Ever rocked any good fancy dress costumes?
“There’s a blurry line between costumes and fashion at this point in my life – I can’t tell the difference! (Laughs) I live for Halloween and take it seriously. One year, I did a ‘70s pimp werewolf, in a three-piece suit. I added hair everywhere, and had long hair, pointed ears, yellow eyes and teeth.”
9: Which controversial comedian invited you to sing ‘Mad World’ with her in 2011?
CORRECT. At the Los Angeles Equality Awards.
“I only vaguely remember that happening! When I initially said no to her! (Laughs)”
What did you make of the backlash she received to her 2017 photo of her holding a decapitated mannequin head of Trump?
“People blew it out of proportion. She was making political, satirical art. She’s an entertainer and she was going out on a limb and doing something edgy – and people took it a little too deep.”
10: You once starred in a production of Debbie Does Dallas: The Musical. Who starred in the original 1978 Debbie Does Dallas film?
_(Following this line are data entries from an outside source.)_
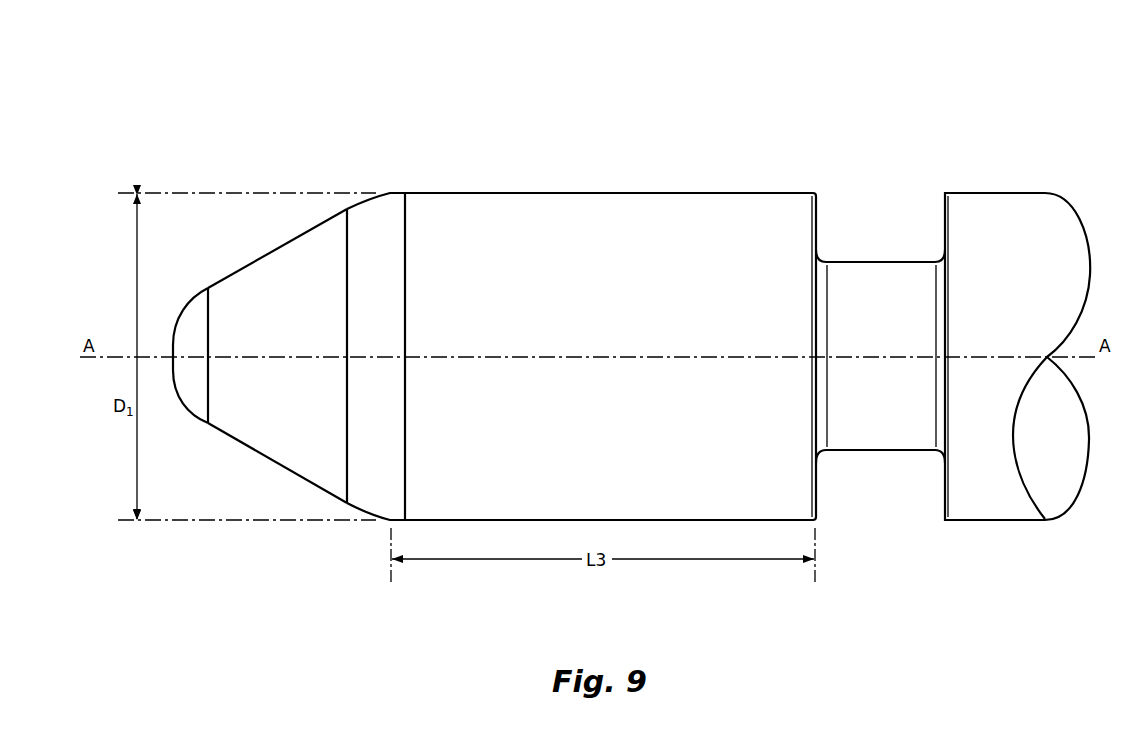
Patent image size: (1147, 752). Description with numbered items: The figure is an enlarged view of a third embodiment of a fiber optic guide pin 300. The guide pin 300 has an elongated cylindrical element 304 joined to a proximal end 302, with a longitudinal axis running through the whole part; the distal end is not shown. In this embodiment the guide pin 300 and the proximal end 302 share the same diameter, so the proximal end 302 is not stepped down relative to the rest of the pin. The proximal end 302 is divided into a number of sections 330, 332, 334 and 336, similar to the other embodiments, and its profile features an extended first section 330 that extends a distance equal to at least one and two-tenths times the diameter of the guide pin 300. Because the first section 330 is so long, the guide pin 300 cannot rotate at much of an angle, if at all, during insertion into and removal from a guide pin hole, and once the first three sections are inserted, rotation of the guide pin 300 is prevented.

The guide pin 300 is at (898, 148).
The proximal end 302 is at (578, 148).
The elongated cylindrical element 304 is at (1026, 193).
The first section 330 is at (759, 192).
The second section 332 is at (383, 207).
The third section 334 is at (265, 267).
The fourth section 336 is at (190, 398).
“(Quick as a flash) Linda Lovelace!”
WRONG. It’s Bambi Woods.
“Oh shit! Oh – Linda Lovelace is Deep Throat! (Laughs) I don’t watch a lot of straight porn! (Laughs) It’s actually a very funny play – a total parody with camp music, which had been really successful off-Broadway. Unfortunately, this production wasn’t up to that standard – they were trying to turn it into a topless revue. So they did an abridged version and me and the girl who played the lead were the only real musical theatre talent – the rest of the cast were all topless dancers! They weren’t actors or singers. That was interesting. (Laughs) They tried to combine two different types of entertainment that I don’t think quite fit together. It was mostly bachelor parties coming to see us. It was dudes that were there to look at breasts – so they weren’t paying attention to what I was doing! (Laughs) It was a tough gig.”
The verdict: 7/10
“70 per cent! Not bad! Considering how long I’ve been rocking and rolling, that’s a good amount of brain cells to have left!”
Adam Lambert‘s new EP ‘Velvet: Side A’ is out now.